The trouble with scientific software

Via Nautilus’ excellent Three Sentence Science, I was interested to read Nature’s list of “10 scientists who mattered this year”.

One of them, Sjors Scheres, has written software - RELION - that creates three-dimensional images of protein structures from cryo-electron microscopy images.

I was interested in finding out more about this software: how it had been created, and how the developer(s) had been able to make such a significant improvement in protein imaging.

The Scheres lab has a website. There’s no software section, but in the “Impact” tab is a section about RELION:

“The empirical Bayesian approach to single-particle analysis has been implemented in RELION (for REgularised LIkelihood OptimisatioN). RELION may be downloaded for free from the RELION Wiki). The Wiki also contains its documentation and a comprehensive tutorial.”

I was hoping for a link to GitHub, but at least the source code is available (though the “for free” is worrying, signifying that the default is “not for free”).

On the RELION Wiki, the introduction states that RELION “is developed in the group of Sjors Scheres” (slightly problematic, as this implies that outsiders are excluded, and that development of the software is not an open process).

There’s a link to “Download & install the 1.3 release”. On that page is a link to “Download RELION for free from here”, which leads to a form, asking for name, organisation and email address (which aren’t validated, so can be anything - the aim is to allow the owners to email users if a critical bug is found, but this shouldn’t really be a requirement before being allowed to download the software).

Finally, you get the software: relion–1.3.tar.bz2, containing files that were last modified in February and June this year.

The file is downloaded over HTTP, with no hash provided that would allow verification of the authenticity or correctness of the downloaded file.

The COPYING file contains the GPLv2 license - good!

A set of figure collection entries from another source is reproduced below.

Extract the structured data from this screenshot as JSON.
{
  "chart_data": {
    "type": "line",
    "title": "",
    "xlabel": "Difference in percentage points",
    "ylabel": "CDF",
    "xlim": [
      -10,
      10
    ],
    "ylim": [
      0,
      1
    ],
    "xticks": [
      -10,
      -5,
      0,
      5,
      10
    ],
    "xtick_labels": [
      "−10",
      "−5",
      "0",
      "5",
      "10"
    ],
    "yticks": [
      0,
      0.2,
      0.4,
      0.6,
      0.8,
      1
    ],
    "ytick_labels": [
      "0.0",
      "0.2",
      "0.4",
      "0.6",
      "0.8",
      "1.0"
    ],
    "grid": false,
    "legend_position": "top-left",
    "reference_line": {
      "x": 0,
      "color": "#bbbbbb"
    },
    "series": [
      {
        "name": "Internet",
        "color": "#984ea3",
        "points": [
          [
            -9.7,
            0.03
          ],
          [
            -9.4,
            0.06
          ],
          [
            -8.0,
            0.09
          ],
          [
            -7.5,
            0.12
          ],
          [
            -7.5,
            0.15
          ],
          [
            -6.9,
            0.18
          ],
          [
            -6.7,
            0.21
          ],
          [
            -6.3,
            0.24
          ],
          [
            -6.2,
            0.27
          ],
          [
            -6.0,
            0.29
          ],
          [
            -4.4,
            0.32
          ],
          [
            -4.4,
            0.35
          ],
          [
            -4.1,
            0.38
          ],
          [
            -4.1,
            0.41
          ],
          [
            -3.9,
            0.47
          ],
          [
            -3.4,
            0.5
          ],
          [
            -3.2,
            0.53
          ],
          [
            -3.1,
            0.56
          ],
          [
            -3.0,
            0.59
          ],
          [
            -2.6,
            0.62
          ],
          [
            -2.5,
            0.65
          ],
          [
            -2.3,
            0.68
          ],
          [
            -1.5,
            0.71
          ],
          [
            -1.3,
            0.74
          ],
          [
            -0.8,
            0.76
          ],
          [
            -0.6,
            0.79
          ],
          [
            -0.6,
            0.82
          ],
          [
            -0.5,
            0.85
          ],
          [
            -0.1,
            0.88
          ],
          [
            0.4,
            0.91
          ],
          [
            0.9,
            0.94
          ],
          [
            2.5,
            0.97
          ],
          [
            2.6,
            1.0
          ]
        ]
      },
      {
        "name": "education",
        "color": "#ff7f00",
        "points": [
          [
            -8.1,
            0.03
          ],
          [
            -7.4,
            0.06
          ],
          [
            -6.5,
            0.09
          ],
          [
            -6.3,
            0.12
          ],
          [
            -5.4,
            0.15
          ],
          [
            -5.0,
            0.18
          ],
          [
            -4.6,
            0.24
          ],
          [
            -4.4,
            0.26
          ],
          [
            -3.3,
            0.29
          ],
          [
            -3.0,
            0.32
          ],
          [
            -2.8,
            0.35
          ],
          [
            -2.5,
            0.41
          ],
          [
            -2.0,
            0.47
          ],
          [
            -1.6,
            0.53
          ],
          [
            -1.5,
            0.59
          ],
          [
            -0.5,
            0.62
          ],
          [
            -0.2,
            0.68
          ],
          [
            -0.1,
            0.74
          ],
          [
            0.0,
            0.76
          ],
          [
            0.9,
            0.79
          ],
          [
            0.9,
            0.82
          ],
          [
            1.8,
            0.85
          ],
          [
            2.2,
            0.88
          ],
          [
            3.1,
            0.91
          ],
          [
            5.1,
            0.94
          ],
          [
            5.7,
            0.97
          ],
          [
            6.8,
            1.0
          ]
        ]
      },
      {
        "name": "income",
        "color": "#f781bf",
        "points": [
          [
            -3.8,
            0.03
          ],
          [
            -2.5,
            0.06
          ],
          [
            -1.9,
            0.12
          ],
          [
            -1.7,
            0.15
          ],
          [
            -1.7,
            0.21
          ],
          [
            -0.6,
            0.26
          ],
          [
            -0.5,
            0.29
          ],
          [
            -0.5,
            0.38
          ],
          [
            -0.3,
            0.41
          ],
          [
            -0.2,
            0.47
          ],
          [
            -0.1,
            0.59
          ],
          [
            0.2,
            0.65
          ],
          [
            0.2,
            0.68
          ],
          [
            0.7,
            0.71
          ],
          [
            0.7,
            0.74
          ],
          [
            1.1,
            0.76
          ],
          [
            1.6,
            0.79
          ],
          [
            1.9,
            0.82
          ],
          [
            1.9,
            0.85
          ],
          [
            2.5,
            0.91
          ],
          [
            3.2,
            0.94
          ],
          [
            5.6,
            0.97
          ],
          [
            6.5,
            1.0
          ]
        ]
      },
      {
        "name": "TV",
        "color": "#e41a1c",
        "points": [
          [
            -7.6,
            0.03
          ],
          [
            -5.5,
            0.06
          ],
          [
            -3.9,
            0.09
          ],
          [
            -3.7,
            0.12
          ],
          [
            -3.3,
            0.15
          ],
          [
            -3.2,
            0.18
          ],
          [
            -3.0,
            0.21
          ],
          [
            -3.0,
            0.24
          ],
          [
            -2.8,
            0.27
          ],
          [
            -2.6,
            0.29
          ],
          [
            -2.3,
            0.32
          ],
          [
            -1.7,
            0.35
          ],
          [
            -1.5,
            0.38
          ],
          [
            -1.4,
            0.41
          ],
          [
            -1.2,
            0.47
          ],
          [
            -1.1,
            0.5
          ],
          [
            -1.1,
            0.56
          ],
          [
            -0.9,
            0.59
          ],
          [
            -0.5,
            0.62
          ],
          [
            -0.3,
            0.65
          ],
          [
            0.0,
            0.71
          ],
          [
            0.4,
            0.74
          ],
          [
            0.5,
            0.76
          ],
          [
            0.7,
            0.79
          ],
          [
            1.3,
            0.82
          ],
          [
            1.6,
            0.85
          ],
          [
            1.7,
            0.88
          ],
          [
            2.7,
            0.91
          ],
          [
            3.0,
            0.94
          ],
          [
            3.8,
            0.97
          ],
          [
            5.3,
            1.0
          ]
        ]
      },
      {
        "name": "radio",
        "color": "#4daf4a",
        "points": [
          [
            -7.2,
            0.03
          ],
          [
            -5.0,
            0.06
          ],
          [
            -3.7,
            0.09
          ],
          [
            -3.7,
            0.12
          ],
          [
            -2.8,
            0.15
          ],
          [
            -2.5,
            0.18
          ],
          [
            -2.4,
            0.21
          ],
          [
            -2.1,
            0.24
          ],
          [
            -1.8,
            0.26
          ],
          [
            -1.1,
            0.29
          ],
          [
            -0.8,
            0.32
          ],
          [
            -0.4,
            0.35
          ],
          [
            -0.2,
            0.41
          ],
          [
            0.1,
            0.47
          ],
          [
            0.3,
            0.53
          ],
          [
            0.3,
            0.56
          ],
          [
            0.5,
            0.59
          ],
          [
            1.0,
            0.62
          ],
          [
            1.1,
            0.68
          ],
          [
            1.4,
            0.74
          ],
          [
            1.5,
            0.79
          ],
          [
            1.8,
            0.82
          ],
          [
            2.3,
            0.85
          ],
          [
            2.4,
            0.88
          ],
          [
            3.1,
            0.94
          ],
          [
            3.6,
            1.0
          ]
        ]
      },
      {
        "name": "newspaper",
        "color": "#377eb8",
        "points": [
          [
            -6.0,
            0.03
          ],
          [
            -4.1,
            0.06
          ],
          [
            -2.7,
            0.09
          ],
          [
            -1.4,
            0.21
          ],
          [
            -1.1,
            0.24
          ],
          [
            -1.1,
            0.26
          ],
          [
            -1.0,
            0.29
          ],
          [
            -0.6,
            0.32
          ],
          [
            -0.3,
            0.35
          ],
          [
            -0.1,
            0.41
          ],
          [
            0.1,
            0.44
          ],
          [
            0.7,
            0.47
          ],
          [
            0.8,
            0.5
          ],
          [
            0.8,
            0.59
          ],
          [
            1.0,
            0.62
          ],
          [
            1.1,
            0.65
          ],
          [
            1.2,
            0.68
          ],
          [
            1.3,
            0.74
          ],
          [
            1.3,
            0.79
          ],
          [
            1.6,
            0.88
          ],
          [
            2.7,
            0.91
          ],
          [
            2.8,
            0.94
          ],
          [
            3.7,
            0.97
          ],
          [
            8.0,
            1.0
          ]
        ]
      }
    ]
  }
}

There’s an AUTHORS file, but it doesn’t really list the contributors in a way that would be useful for citation. Instead, it’s mostly about third-party code:

This program is developed in the group of Sjors H.W. Scheres at the MRC Laboratory of Molecular Biology.

However, it does also contain pieces of code from the following packages:
XMIPP: http:/xmipp.cnb.csic.es
BSOFT: http://lsbr.niams.nih.gov/bsoft/
HEALPIX: http://healpix.jpl.nasa.gov/

Original disclaimers in the code of these external packages have been maintained as much as possible. Please contact Sjors Scheres (scheres@mrc-lmb.cam.ac.uk) if you feel this has not been done correctly. 

This is problematic, because the licenses of these pieces of software aren’t known. They are difficult to find: trying to download XMIPP hits another registration form, and BSOFT has no visible license. At least HEALPIX is hosted on SourceForge and has a clear GPLv2 license.

The CHANGELOG and NEWS files are empty. Apart from the folder name, the only way to find out which version of the code is present is to look in the configure script, which contains PACKAGE_VERSION=‘1.3’. There’s no way to know what has changed from the previous version, as the previous versions are not available anywhere (this also means that it’s impossible to reproduce results generated using older versions of the software).

The README file contains information about how to credit the authors of RELION if it is used: by citing the article Scheres, JMB (2011) (DOI: 10.1016/j.jmb.2011.11.010) which describes how the software works (the version of the software that was available in 2011, at least). This article is Open Access and published under CC-BY v3 (thanks MRC!).

Suggested Improvements

The source code for RELION should be in a public version control system such as GitHub, with tagged releases.

The CHANGELOG should be maintained, so that users can see what has changed between releases.

There should be a CITATION file that includes full details of the authors who contributed to (and should be credited for) development of the software, the name and current version of the software, and any other appropriate citation details.

Each public release of the software should be archived in a repository such as figshare, and assigned a DOI.

There should be a way for users to submit visible reports of any issues that are found with the software.

The parts of the software derived from third-party code should be clearly identified, and removed if their license is not compatible with the GPL.


For more discussion of what is needed to publish citable, re-usable scientific software, see the issues list of Mozilla Science Lab's "Code as a Research Object" project.